Firms using Haematococcus pluvialis-derived astaxanthin in dietary supplements would need an NDI notification because the ingredient was not sold in the dietary supplements market prior to October 15, 1994, the cut-off date separating pre-DSHEA ingredients and NDIs.
AstaReal received a no-objections letter from FDA in 2012 to an NDI notification the company submitted for AstaReal natural astaxanthin (derived from Haematococcus pluvialis) up to a dosage of 12 mg/day. (The firm had previously submitted an NDI notification to FDA back in 2010 covering a lower dose before resubmitting in 2012 for a higher dose.)
Nutritional Outlook reached out to other natural-astaxanthin firms to confirm their own NDI status. BGG (Irvine, CA) provided documentation confirming its no-objections letter from FDA for AstaZine natural astaxanthin at a 12-mg maximum dose. And Cyanotech (Kailua-Kona, HI) also provided documentation confirming its BioAstin natural astaxanthin at a 12-mg maximum dose.
Nutritional Outlook reached out to two other natural-astaxanthin suppliers, Algatechnologies (Kibbutz Ketura, Israel) and Valensa (Eustis, FL), but did not receive definitive confirmation of these firms’ NDI status/dosages in time for publication.
Kuncewitch said he “hopes that’s the case” that FDA will enforce its “no piggybacking” provision and follow through on requiring firms to submit their own NDI notifications. Kuncewitch acknowledged the high cost that companies like his pay in order to file NDI notifications in the first place, including investing in requisite studies, preparing the notification, and hiring a consultant if necessary. “Getting an NDI is not as easy as just, ‘Oh, we’re going to get an NDI, folks,’” he said. “It took us mountains and mountains of research and papers and consultants and thousands and thousands of dollars to do this. We hire the best consultants in the world to look over our safety data. That’s the most important thing to FDA. We have studies showing that.”
For these reasons, Kuncewitch said he was happy to see these provisions written into the new NDI draft guidance. “Yes, I was happy, because on face value it seemed, okay, this is going to get the fakers, the cheaters, and those who are piggybacking off of our backs.”
A company also should refrain from allowing usage of its ingredient at a dose that is higher than an NDI notification allows, Kuncewitch said. “That’s kind of the gray area in the industry,” he said. “If some guy has [an NDI notification] at 4 mg, some guy has it at 5 mg, and one guy has it at 12 mg, can we all use it at 12 mg? I don’t know. That is the question, the conundrum that FDA needs to face and that this industry needs to challenge.”

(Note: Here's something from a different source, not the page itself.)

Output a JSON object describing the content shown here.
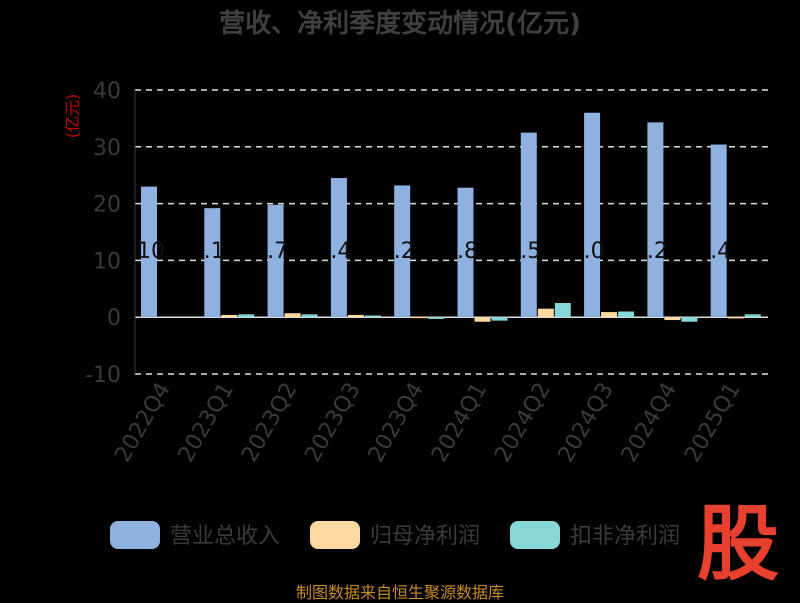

All of this depends on how vigorously FDA follows its guidance during enforcement, however. “I think the new guidance is going to do well if FDA has teeth,” Kuncewitch said. “And that’s the thing. FDA’s going to need to do some enforcement. And, again, what’s the enforcement? Selective enforcement? A slap on the wrist? A warning letter? I don’t know, but I just think the room’s certainly big enough for everyone to take a share.”
He continued, “There’s a big pie of astaxanthin out there. The pie is maintaining its size; there’s just more slices being cut. Is that okay for us? Sure, we’re happy with competition. That’s what makes us grow, and that’s what makes the industry grow, and we’re ready for competition. That makes our customers hungry. We can handle competition. But what I think what we do need is fair competition. If the NDI guidance chooses fair competition, then I’m happy with it. Let’s see what happens.”